The Sync: The Return of the Ligapokal
Last year the winter break lasted six long agonizing weeks. This year it will be seven. The break has been controversial for some time as even the Kaiser has called for the abandonment of this “luxury”. It is too long a layoff for the players and fans.
Meanwhile, this year the Ligapokal was not played due to the Euros. Last summer the Ligapokal was a terrific competition that involved the top four clubs from the previous season, the DFB Cup winner and the Zweite winner. Compared to the meaningless pre-season tournaments such as the Emirates, Amsterdam or Peace Cups, this was a competition that seemed to have purpose. And that purpose has grown ever since its revamp in 1997. It had a decent payout for the winner and carried prestige. There had been talk, even last summer that the competition might be expanded.
Yesterday, kicker reported that league officials met and have agreed to fix two problems with one solution. They are proposing to scale the break back to two or three weeks, like Spain or Italy. Rather than starting the season back a month earlier, they have decided to expand the Ligapokal and play it completely within this new window. The top 36 clubs (Bundesliga 1 and 2) will participate, with any team in European competition given a bye from the earliest round. While no specifics have been mentioned, it would seem that it would be a five round tournament that would be played over four weeks.

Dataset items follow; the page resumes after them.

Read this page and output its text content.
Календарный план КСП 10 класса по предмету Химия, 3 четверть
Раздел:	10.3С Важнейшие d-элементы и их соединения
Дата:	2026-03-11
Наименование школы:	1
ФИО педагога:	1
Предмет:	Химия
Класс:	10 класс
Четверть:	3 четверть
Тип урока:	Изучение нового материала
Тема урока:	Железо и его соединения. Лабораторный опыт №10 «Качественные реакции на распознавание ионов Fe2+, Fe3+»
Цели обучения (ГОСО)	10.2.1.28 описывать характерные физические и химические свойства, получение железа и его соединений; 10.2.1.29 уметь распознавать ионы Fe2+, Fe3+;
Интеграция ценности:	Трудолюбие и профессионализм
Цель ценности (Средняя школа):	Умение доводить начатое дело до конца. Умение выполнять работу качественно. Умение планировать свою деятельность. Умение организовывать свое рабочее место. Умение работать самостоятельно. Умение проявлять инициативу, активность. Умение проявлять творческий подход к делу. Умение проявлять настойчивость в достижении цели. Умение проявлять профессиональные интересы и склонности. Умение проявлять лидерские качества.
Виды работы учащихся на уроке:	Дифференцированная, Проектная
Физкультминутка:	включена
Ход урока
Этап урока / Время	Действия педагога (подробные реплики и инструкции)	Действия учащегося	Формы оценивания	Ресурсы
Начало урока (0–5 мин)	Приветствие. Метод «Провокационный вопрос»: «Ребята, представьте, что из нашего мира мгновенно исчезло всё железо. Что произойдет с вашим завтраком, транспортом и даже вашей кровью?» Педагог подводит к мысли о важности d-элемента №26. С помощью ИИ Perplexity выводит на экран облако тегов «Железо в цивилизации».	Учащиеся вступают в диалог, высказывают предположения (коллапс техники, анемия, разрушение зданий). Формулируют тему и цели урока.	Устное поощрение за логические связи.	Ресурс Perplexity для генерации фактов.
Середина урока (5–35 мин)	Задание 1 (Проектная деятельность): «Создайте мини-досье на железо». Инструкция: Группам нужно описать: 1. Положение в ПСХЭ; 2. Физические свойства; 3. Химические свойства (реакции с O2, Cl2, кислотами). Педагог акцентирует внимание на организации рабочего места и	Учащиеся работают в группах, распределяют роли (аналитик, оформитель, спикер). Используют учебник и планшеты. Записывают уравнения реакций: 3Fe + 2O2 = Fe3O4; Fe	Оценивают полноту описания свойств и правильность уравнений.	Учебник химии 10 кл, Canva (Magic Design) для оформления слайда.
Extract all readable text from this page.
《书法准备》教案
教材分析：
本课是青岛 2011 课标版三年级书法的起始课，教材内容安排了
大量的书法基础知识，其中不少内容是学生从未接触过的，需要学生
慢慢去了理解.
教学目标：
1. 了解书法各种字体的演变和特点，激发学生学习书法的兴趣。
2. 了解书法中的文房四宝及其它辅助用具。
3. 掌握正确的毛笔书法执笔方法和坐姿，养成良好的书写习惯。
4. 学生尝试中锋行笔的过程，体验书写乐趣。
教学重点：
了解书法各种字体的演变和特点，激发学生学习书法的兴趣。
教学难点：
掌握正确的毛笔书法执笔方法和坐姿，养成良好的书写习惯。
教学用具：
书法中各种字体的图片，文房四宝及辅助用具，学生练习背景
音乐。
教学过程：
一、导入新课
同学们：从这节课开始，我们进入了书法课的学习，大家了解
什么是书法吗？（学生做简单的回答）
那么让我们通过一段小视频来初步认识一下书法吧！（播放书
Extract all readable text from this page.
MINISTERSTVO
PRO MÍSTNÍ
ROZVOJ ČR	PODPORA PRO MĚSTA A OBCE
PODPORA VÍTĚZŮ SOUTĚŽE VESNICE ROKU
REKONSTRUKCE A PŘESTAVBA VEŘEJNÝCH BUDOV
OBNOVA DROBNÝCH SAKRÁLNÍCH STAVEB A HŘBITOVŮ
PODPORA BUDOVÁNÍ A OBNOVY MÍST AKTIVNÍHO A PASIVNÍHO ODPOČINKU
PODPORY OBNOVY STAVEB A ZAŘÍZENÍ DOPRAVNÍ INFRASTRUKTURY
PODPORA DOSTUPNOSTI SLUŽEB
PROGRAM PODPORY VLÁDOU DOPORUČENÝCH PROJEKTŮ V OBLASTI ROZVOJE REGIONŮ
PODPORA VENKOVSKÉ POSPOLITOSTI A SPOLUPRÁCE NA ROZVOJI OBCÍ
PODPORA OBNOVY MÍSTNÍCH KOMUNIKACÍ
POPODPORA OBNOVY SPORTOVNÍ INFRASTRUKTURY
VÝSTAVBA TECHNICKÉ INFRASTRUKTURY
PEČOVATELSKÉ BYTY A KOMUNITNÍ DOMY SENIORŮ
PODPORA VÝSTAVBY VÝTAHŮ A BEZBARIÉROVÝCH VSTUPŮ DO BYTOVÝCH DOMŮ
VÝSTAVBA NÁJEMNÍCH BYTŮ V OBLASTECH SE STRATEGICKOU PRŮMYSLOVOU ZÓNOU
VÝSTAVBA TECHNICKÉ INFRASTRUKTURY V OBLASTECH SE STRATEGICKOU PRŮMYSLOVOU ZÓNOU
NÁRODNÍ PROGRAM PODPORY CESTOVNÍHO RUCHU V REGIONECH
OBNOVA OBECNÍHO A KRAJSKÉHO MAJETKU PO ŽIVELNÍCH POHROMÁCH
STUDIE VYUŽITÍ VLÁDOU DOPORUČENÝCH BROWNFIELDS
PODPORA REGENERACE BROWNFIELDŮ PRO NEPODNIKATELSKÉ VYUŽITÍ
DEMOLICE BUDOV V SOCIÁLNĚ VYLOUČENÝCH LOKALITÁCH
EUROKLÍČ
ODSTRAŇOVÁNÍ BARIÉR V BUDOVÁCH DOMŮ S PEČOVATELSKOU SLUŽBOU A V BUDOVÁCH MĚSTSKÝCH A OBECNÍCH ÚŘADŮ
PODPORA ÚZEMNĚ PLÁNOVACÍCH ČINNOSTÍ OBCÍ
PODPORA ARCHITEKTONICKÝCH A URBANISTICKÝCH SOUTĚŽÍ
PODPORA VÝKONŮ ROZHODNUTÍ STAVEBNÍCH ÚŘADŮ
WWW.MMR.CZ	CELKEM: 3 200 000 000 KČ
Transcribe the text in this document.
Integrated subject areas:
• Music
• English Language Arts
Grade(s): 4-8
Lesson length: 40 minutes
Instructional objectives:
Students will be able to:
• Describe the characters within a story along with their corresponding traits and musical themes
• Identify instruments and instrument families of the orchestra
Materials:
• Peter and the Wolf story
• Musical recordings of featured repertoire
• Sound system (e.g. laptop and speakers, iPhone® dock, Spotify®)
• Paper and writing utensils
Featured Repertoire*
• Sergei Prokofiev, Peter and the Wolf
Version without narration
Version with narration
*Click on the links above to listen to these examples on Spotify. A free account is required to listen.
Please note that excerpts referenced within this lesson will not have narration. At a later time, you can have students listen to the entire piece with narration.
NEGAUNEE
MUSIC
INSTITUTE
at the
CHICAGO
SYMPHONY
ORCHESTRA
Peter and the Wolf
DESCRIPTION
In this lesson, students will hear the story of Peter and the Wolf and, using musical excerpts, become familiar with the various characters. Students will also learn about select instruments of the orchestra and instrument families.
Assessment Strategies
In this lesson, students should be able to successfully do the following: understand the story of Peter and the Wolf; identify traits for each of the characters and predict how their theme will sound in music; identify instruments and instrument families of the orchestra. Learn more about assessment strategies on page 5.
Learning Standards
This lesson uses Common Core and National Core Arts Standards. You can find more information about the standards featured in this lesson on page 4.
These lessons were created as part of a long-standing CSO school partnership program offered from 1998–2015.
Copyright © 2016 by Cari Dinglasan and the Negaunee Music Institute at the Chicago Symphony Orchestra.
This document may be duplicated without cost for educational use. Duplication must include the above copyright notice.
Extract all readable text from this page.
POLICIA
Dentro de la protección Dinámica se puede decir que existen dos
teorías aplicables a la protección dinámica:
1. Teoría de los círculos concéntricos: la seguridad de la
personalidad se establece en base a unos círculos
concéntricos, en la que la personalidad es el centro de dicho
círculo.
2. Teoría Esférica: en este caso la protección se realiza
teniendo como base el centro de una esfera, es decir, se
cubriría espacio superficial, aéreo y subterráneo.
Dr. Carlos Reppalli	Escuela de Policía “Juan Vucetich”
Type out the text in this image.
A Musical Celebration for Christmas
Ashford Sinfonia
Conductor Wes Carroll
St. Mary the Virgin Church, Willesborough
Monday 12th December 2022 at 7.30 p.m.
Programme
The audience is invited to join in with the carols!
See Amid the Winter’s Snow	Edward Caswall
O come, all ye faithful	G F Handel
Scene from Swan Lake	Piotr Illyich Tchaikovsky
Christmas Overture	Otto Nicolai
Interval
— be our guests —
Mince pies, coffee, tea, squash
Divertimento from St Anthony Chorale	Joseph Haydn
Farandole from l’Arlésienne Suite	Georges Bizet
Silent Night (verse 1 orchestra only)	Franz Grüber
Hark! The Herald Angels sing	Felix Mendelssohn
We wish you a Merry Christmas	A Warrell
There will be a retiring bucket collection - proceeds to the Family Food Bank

I love the idea, and here’s why.
1. Teams in Europe usually enter the first knock-out round of the UEFA Cup or CL without proper match fitness. This tournament gives them opportunity to be fully fit going into these tournaments, rather than suffering a disadvantage to clubs who have been playing for at least a month.
2. The league will restart with more cohesive squads. While all teams always return on equal footing after the winter break, they all have to get match prepared. This should mean that they return in February at full fitness. Last year, the number of late goals in the first week of return was high, because substitutions were so effective against tired defenses.
3. It gives all clubs an extra chance at silverware. That’s never a bad thing. And if a European spot goes along with it, then it’s all the better. This week I wrote many reasons why the Bundesliga is better than the EPL. But the fact that England has the Carling Cup, which has been won by Blackburn, Leicester City, Middlesboro and Tottenham in the past decade, is advantage England.
4. While this will matter little to fans in Germany, the break takes its toll on oversees interest. When La Liga, Series A and the EPL are all in full swing for a month while German teams are on holidays, it can cause attrition in the second half of the season as viewers are already caught up in the most volatile part of other league’s campaigns. Let’s remember that competing for Asian, African and North American money is important, going forward, if German teams want to keep pace with English counterparts.
5. It’s innovative. Without upsetting the tradition of the Winterpause, the league has found a way to help the league domestically and in Europe, expand a good competition, open a new marketing avenue and give hope to all teams of silverware.